Anticipándose al debate de la post-verdad (y su correlato periodístico del mundo de las fake news), el filósofo Harry G. Frankfurt publicó On Bullshit (2005), un best-seller filosófico mundial que tenía como doble objetivo intentar averiguar por qué en el Occidente educado y desvelado subsistía el mundo del palique y de la farsa y, a su vez, si el universo de la fabulación y la mandanga podía equipararse en el ámbito tradicional de la mentira. De hecho, la mayoría de traductores del mundo, incluido el español, versionaron el papel del autor norteamericano como Sobre la mentira, cuando la palabra inglesa bullshit acostumbra a denominar un discurso no susceptible de ser falseable, sino más bien el proceder del retórico de quién quiere venderte cualquier cosa a través del blablablá y la camama. Los argentinos, filósofos por naturaleza, tienen incluso un nombre particular para referirse a la táctica verbal del triler: la sanata.

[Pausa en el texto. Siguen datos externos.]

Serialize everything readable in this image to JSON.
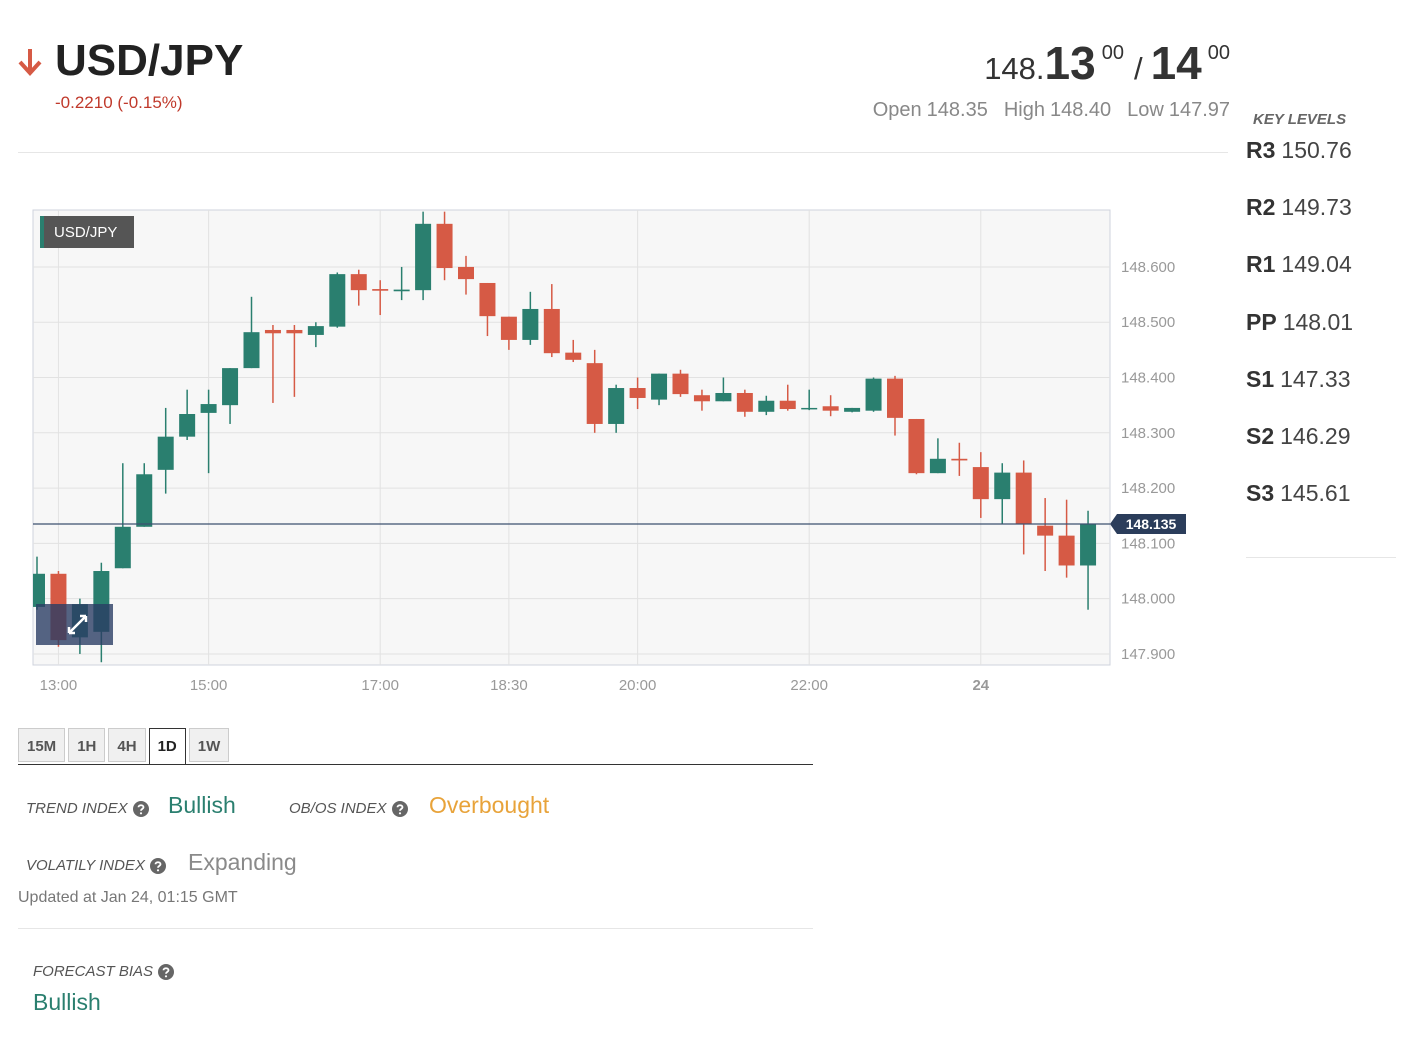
{
  "header": {
    "symbol": "USD/JPY",
    "change": "-0.2210 (-0.15%)",
    "bid_int": "148.",
    "bid_big": "13",
    "bid_pip": "00",
    "separator": "/",
    "ask_big": "14",
    "ask_pip": "00",
    "stats": [
      {
        "label": "Open",
        "value": "148.35"
      },
      {
        "label": "High",
        "value": "148.40"
      },
      {
        "label": "Low",
        "value": "147.97"
      }
    ]
  },
  "key_levels": {
    "title": "KEY LEVELS",
    "levels": [
      {
        "label": "R3",
        "value": "150.76"
      },
      {
        "label": "R2",
        "value": "149.73"
      },
      {
        "label": "R1",
        "value": "149.04"
      },
      {
        "label": "PP",
        "value": "148.01"
      },
      {
        "label": "S1",
        "value": "147.33"
      },
      {
        "label": "S2",
        "value": "146.29"
      },
      {
        "label": "S3",
        "value": "145.61"
      }
    ]
  },
  "chart_data": {
    "type": "candlestick",
    "label": "USD/JPY",
    "up_color": "#2a7f6f",
    "down_color": "#d65a45",
    "grid": true,
    "categories": [
      null,
      "13:00",
      null,
      null,
      null,
      null,
      null,
      null,
      "15:00",
      null,
      null,
      null,
      null,
      null,
      null,
      null,
      "17:00",
      null,
      null,
      null,
      null,
      null,
      "18:30",
      null,
      null,
      null,
      null,
      null,
      "20:00",
      null,
      null,
      null,
      null,
      null,
      null,
      null,
      "22:00",
      null,
      null,
      null,
      null,
      null,
      null,
      null,
      "24",
      null,
      null,
      null,
      null,
      null
    ],
    "open": [
      147.985,
      148.045,
      147.93,
      147.94,
      148.055,
      148.13,
      148.233,
      148.293,
      148.336,
      148.35,
      148.417,
      148.486,
      148.486,
      148.477,
      148.492,
      148.587,
      148.56,
      148.556,
      148.558,
      148.678,
      148.6,
      148.571,
      148.51,
      148.468,
      148.524,
      148.445,
      148.426,
      148.316,
      148.381,
      148.36,
      148.407,
      148.368,
      148.357,
      148.372,
      148.338,
      148.358,
      148.343,
      148.348,
      148.338,
      148.34,
      148.398,
      148.325,
      148.227,
      148.253,
      148.238,
      148.18,
      148.228,
      148.132,
      148.114,
      148.06
    ],
    "high": [
      148.076,
      148.05,
      148.0,
      148.065,
      148.245,
      148.245,
      148.345,
      148.378,
      148.378,
      148.417,
      148.546,
      148.495,
      148.495,
      148.5,
      148.59,
      148.595,
      148.576,
      148.6,
      148.7,
      148.7,
      148.62,
      148.571,
      148.51,
      148.555,
      148.569,
      148.468,
      148.45,
      148.387,
      148.4,
      148.407,
      148.414,
      148.378,
      148.4,
      148.378,
      148.367,
      148.387,
      148.378,
      148.368,
      148.345,
      148.4,
      148.403,
      148.325,
      148.29,
      148.282,
      148.265,
      148.245,
      148.25,
      148.182,
      148.179,
      148.159
    ],
    "low": [
      147.98,
      147.913,
      147.9,
      147.885,
      148.055,
      148.13,
      148.19,
      148.287,
      148.227,
      148.316,
      148.417,
      148.354,
      148.365,
      148.455,
      148.49,
      148.53,
      148.513,
      148.54,
      148.54,
      148.576,
      148.55,
      148.475,
      148.45,
      148.459,
      148.437,
      148.428,
      148.3,
      148.3,
      148.343,
      148.35,
      148.365,
      148.34,
      148.357,
      148.329,
      148.332,
      148.34,
      148.341,
      148.33,
      148.337,
      148.338,
      148.295,
      148.225,
      148.227,
      148.222,
      148.146,
      148.135,
      148.08,
      148.05,
      148.038,
      147.98
    ],
    "close": [
      148.045,
      147.925,
      147.99,
      148.05,
      148.13,
      148.225,
      148.293,
      148.334,
      148.352,
      148.417,
      148.482,
      148.48,
      148.48,
      148.493,
      148.587,
      148.558,
      148.557,
      148.559,
      148.678,
      148.598,
      148.578,
      148.511,
      148.468,
      148.524,
      148.444,
      148.432,
      148.316,
      148.381,
      148.363,
      148.407,
      148.37,
      148.357,
      148.372,
      148.338,
      148.358,
      148.343,
      148.345,
      148.34,
      148.345,
      148.398,
      148.327,
      148.227,
      148.253,
      148.25,
      148.18,
      148.228,
      148.135,
      148.114,
      148.06,
      148.135
    ],
    "last_price": 148.135,
    "ylim": [
      147.88,
      148.703
    ],
    "yticks": [
      {
        "value": 147.9,
        "label": "147.900"
      },
      {
        "value": 148.0,
        "label": "148.000"
      },
      {
        "value": 148.1,
        "label": "148.100"
      },
      {
        "value": 148.2,
        "label": "148.200"
      },
      {
        "value": 148.3,
        "label": "148.300"
      },
      {
        "value": 148.4,
        "label": "148.400"
      },
      {
        "value": 148.5,
        "label": "148.500"
      },
      {
        "value": 148.6,
        "label": "148.600"
      }
    ]
  },
  "timeframes": {
    "tabs": [
      "15M",
      "1H",
      "4H",
      "1D",
      "1W"
    ],
    "active": "1D"
  },
  "indices": {
    "items": [
      {
        "label": "TREND INDEX",
        "value": "Bullish",
        "color": "#2a7f6f"
      },
      {
        "label": "OB/OS INDEX",
        "value": "Overbought",
        "color": "#e8a33a"
      },
      {
        "label": "VOLATILY INDEX",
        "value": "Expanding",
        "color": "#8a8a8a"
      }
    ],
    "updated": "Updated at Jan 24, 01:15 GMT"
  },
  "forecast": {
    "label": "FORECAST BIAS",
    "value": "Bullish",
    "color": "#2a7f6f"
  }
}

Las conclusiones de Frankfurt, en un ensayo muy poco incisivo, eran bastante preocupantes. Mientras el mentiroso, aducía el pensador, tiene por naturaleza una relación dialógica con la verdad (la conoce para esconderla a dretcient), el bullshitter, el camelador, el fabulador, etcétera, es alguien que no se encuentra ni al lado de la verdad ni de la mentira, porque sólo le interesa primordialmente convencerte de alguna cosa: si la realidad se adhiere o no a aquello que te quiere vender, eso le es indiferente. Para decirlo rápido y mal, el bullshitter tendría la misma actitud que el escritor, es decir, le interesaría engastarte a un mundo o a una idea, pero ahorrándose el pacto tácito que hay entre literato y lector según el cual el lenguaje del primero remite en un mundo imaginario. Tenemos un ejemplo bien claro en Artur Mas, quien hace poco decía que eso de declarar la independencia en dieciocho meses había sido fruto de una "exageración."

Hay muchos teóricos según los cuales la aparición de este discurso fabulador en la política se escuda en una sociedad escéptica y post-moderna para la cual la verdad ya no tendría mucho sentido. Pero yo diría que la cosa es más compleja, caro la nuestra no es una época más escéptica o descreída que ninguna otra, sino marcada por un individualismo exacerbado donde la ficción forma parte de la vida de los individuos. Todavía, aunque nos pese, somos en la época del self-made y del marketing donde no importa mucho aquello que seamos sino el relato que hacemos de nuestra formación o vivencia, una narración que a menudo es tan exagerada como las historias sobre los viajes de bodas que explican los reciente casados, con su dosis de aventuras y anécdotas espantosas. De hecho, la clave de todo consistiría en saber si la mayoría de humanos occidentales podrían llegar a renunciar a esta parte ficcional de su ser.

El fenómeno Cifuentes se explica precisamente desde esta perspectiva y a partir de una sociedad que presiona políticos y trabajadores para acumular titulaciones y méritos nominales, más allá si les sirven o no para el un cargo determinado. De hecho, a pesar de las falsificaciones manifestadas en el master de la señora Cifuentes, yo creo que si le preguntáramos a la presidenta de la Comunidad de Madrid si ella cree tener un master, la política del PP respondería sin duda que sí. Más allá de pedirle responsabilidad, cosa que toca, sólo faltaría, también sería oportuno preguntarse si la política de este año podría aguantarse un solo minuto sin su dosis oportuna de bullshitters. Pensad en el proceso, sin ir más lejos: si ahora todos los políticos nos dijeran la verdad sobre todo lo que ha pasado los últimos meses acabaríamos todos con un cubrimiento de corazón o nos caeríamos víctimas de una depresión de caballo.

Es mejor seguir fingiendo, en definitiva, que todos nuestros políticos tenían un master de estrategia y de jugada maestra cursado en la universidad de Harvard. La ficción, como veis, está muy bien repartida en todos los barrios.